A Short Biographical Sketch

I was born in Bangladesh in 1938, and got my PhD in 1965 from Imperial College (London) in Particle Physics. I changed my research topic some years later from Particle Physics (PP) to Computer Science (CS), in which I subsequently acquired an international reputation as a database researcher (see my biography in the next section). I retired 2005, when I became Emeritus Professor of Computer Science at Keele University. The retirement party was attended by many friends and colleagues from home and abroad, including some from Japan and the USA.

My best work in Particle Physics was my last paper (1970), which is still being referenced; the last recorded request for this paper was made to me in November, 2013 – forty-three years after it was written.

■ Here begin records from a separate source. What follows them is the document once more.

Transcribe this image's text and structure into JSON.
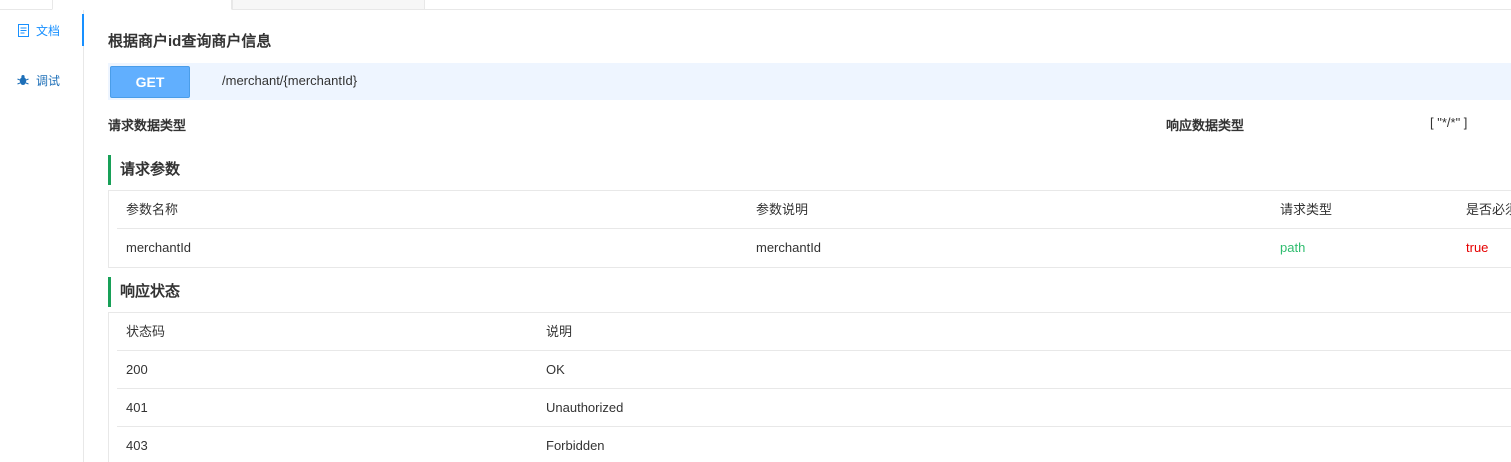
{
  "sidebar": {
    "items": [
      {
        "label": "文档",
        "icon": "document-icon",
        "active": true
      },
      {
        "label": "调试",
        "icon": "bug-icon",
        "active": false
      }
    ]
  },
  "page": {
    "title": "根据商户id查询商户信息",
    "method": "GET",
    "path": "/merchant/{merchantId}",
    "request_type_label": "请求数据类型",
    "response_type_label": "响应数据类型",
    "response_type_value": "[ \"*/*\" ]"
  },
  "params": {
    "title": "请求参数",
    "headers": [
      "参数名称",
      "参数说明",
      "请求类型",
      "是否必须"
    ],
    "rows": [
      [
        "merchantId",
        "merchantId",
        "path",
        "true"
      ]
    ]
  },
  "responses": {
    "title": "响应状态",
    "headers": [
      "状态码",
      "说明"
    ],
    "rows": [
      [
        "200",
        "OK"
      ],
      [
        "401",
        "Unauthorized"
      ],
      [
        "403",
        "Forbidden"
      ]
    ]
  },
  "colors": {
    "accent": "#1890ff",
    "method_bg": "#61affe",
    "section_bar": "#18a058",
    "path_type": "#2fbd6f",
    "required_true": "#e60000"
  }
}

Having written the first text book in the UK (second in the world) on (computer) databases, I tried and succeeded in some measure in creating a database research community in the UK, for which I was sometimes, referred to as the father of British database research, which I am sure I did not deserve. In 1984, I was appointed by the World Bank an advisor to the Chinese Universities on higher education and research. For more details on these and other activities, see below.

I have also created two charities, one for Keele University CS PhD students and the other for my village school in Bangladesh. My post-retirement activities, including my work on Muslim Reform that led to the book Science Under Islam, are presented in the section The Life After Research.


Finally the Dream

My book Principles and Practice of Database Systems (Macmillans, 1985) ends (on page 373) thus:
It is possible to imagine a future world where every single database of any type everywhere on earth is interlinked, such that anyone from anywhere (with appropriate authorisation) is able to share easily the vast storehouse of information and knowledge that is available. This is a dream which will probably never be realised, but can be aspired to.
This dream which seemed unrealisable to me thirty years ago has been realised, though not wholly but in a significant way, due to the advances in information technology, particularly of course in Internet. Given that the future is digital and the past is being digitised fast, including not only all library contents, but also all books, manuscripts, magazines, journals and papers, there is no doubt that the dream will largely become true in the next thirty years, although I shall not be there to see it.